Conventional International Monetary Fund (IMF)-supported programs, such as the 2023 Extended Fund Facility, prioritize deficit reduction through expenditure cuts and revenue mobilization via regressive indirect taxes. These measures disproportionately burden poor households, who allocate over 60% of income to food and energy, per Household Integrated Economic Survey (HIES) data. Subsidy removals on wheat and electricity, for instance, triggered a 20-30% rise in essential goods prices, pushing 2.6 million additional people into poverty (World Bank, 2024). Without safeguards, such strategies undermine human capital and long-term growth, perpetuating a cycle of instability.
Pillars of a Pro-Poor Stabilization Framework
A pro-poor framework reorients stabilization toward equity, integrating price control with social floors. Key pillars include:
Targeted Fiscal Consolidation: Prioritize high-impact revenue measures like broadening the direct tax base (e.g., agricultural income and real estate) and digital tax compliance, which could yield PKR 1-2 trillion annually without regressive impacts. Protect pro-poor spending by ring-fencing 2-3% of GDP for social protection, expanding BISP’s cash transfers to 12 million beneficiaries with indexation to inflation.
Smart Subsidy Reforms: Shift from untargeted universal subsidies to proxy-means-tested mechanisms, akin to Brazil’s Bolsa Família. For Pakistan, this entails utility vouchers for the bottom 40% quintile, preserving affordability while saving PKR 500 billion in fiscal leakages.

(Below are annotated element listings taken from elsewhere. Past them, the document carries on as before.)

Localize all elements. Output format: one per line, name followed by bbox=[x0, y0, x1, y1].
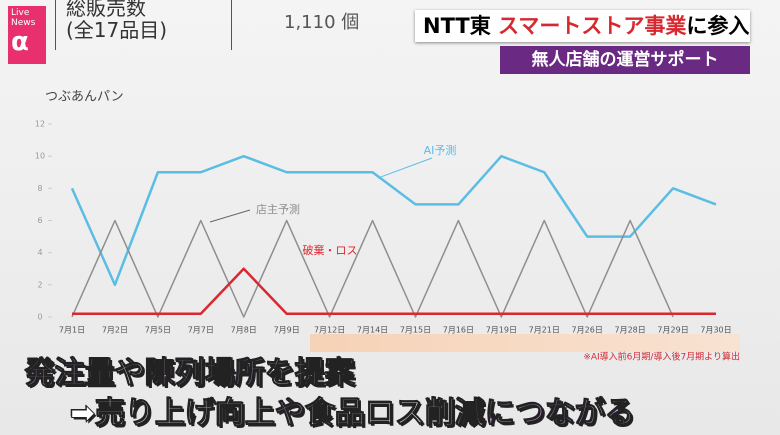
x-tick-label: 7月15日 bbox=[400, 326, 431, 335]
y-tick-label: 6 bbox=[37, 216, 42, 225]
series-line bbox=[71, 219, 674, 318]
series-label: 破棄・ロス bbox=[303, 243, 358, 257]
y-tick-label: 10 bbox=[35, 152, 45, 161]
logo-mark: α bbox=[11, 27, 29, 57]
y-tick-label: 12 bbox=[35, 120, 45, 129]
x-tick-label: 7月1日 bbox=[59, 326, 85, 335]
x-tick-label: 7月28日 bbox=[614, 326, 645, 335]
table-sep bbox=[231, 0, 232, 50]
x-tick-label: 7月30日 bbox=[700, 326, 731, 335]
x-tick-label: 7月2日 bbox=[102, 326, 128, 335]
y-tick-label: 2 bbox=[37, 280, 42, 289]
table-sub: (全17品目) bbox=[66, 18, 168, 42]
note: ※AI導入前6月期/導入後7月期より算出 bbox=[583, 351, 740, 363]
caption: ➡売り上げ向上や食品ロス削減につながる bbox=[69, 388, 636, 432]
caption-part: につながる bbox=[485, 396, 636, 432]
x-tick-label: 7月14日 bbox=[357, 326, 388, 335]
caption-part: 発注量 bbox=[25, 356, 116, 392]
leader bbox=[377, 157, 433, 179]
y-tick-label: 8 bbox=[37, 184, 42, 193]
period-band bbox=[310, 334, 740, 352]
headline-text: NTT東 bbox=[423, 14, 491, 38]
series-label: 店主予測 bbox=[256, 202, 300, 216]
caption: 発注量や陳列場所を提案 bbox=[25, 348, 356, 392]
logo-text: Live bbox=[11, 8, 30, 18]
series-label: AI予測 bbox=[424, 143, 457, 157]
y-tick-label: 4 bbox=[37, 248, 42, 257]
headline: NTT東 スマートストア事業に参入 bbox=[415, 10, 750, 42]
x-tick-label: 7月19日 bbox=[486, 326, 517, 335]
series-line bbox=[70, 154, 717, 287]
x-tick-label: 7月26日 bbox=[572, 326, 603, 335]
subheadline: 無人店舗の運営サポート bbox=[500, 46, 750, 74]
headline-text: スマートストア事業 bbox=[498, 14, 687, 38]
caption-part: や bbox=[275, 396, 306, 432]
leader bbox=[209, 209, 251, 223]
y-tick-label: 0 bbox=[37, 313, 42, 322]
x-tick-label: 7月16日 bbox=[443, 326, 474, 335]
caption-part: ➡ bbox=[69, 396, 96, 432]
logo-text: News bbox=[11, 18, 36, 28]
logo: Live News α bbox=[8, 6, 46, 64]
table-label: 総販売数 bbox=[66, 0, 146, 20]
caption-part: を提案 bbox=[265, 356, 356, 392]
headline-text: に参入 bbox=[686, 14, 750, 38]
x-tick-label: 7月7日 bbox=[188, 326, 214, 335]
series-line bbox=[72, 267, 716, 316]
caption-part: や bbox=[115, 356, 146, 392]
sales-table: 総販売数 (全17品目) 1,110 個 bbox=[55, 0, 426, 50]
table-value: 1,110 個 bbox=[284, 12, 360, 33]
x-tick-label: 7月9日 bbox=[274, 326, 300, 335]
x-tick-label: 7月5日 bbox=[145, 326, 171, 335]
x-tick-label: 7月21日 bbox=[529, 326, 560, 335]
x-tick-label: 7月29日 bbox=[657, 326, 688, 335]
chart-title: つぶあんパン bbox=[45, 90, 124, 105]
caption-part: 陳列場所 bbox=[145, 356, 266, 392]
caption-part: 食品ロス削減 bbox=[305, 396, 486, 432]
x-tick-label: 7月8日 bbox=[231, 326, 257, 335]
caption-part: 売り上げ向上 bbox=[95, 396, 276, 432]
x-tick-label: 7月12日 bbox=[314, 326, 345, 335]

Monetary Policy with Social Mandates: Complement interest rate tools with supply-side interventions, such as strategic reserves for food staples and import liberalization for essentials. The State Bank could adopt a dual mandate incorporating poverty metrics, monitoring pass-through effects via real-time HIES dashboards.
External Resilience and Climate Integration: Bolster forex reserves through export diversification (textiles to green manufacturing) and climate finance mobilization under Pakistan’s Loss and Damage Fund commitments. This cushions against shocks disproportionately affecting agrarian poor households.
Evidence from Pakistan’s Social Protection Architecture
BISP exemplifies scalable pro-poor tools, having budget of 716 billion rupees, disbursing to mitigate inflation’s regressive effects. Yet integration into stabilization remains ad hoc. A framework mandating counter-cyclical scaling e.g., automatic triggers for transfer hikes when CPI exceeds 10% could protect 40% of households from adjustment shocks.
Policy Recommendations and Implementation Roadmap to operationalize this framework:
Institutionalize Social Floors: Enact a Fiscal Responsibility Act embedding minimum social spending thresholds, monitored by an independent Poverty Oversight Council.
Data-Driven Targeting: Leverage National Socio-Economic Registry (NSER) for dynamic beneficiary updates, integrating AI-driven vulnerability indices.
Stakeholder Coordination: Form a High-Level Macro-Social Dialogue involving Ministry of Finance, State Bank, BISP, and civil society for quarterly reviews.
Monitoring and Evaluation: Adopt IMF-aligned indicators like the Social Spending Floor, with ex-ante impact assessments for adjustment measures.
Conclusion: Toward Inclusive Stability
Pakistan’s stabilization must transcend fiscal orthodoxy to forge resilience for its 240 million citizens, particularly the 40% living below $3.65/day (2021 PPP). A pro-poor framework not only restores price stability but catalyzes inclusive growth, averting social unrest and unlocking demographic dividends. Urgent adoption, ahead of the 2026 budget cycle, demands political will to prioritize human-centered economics.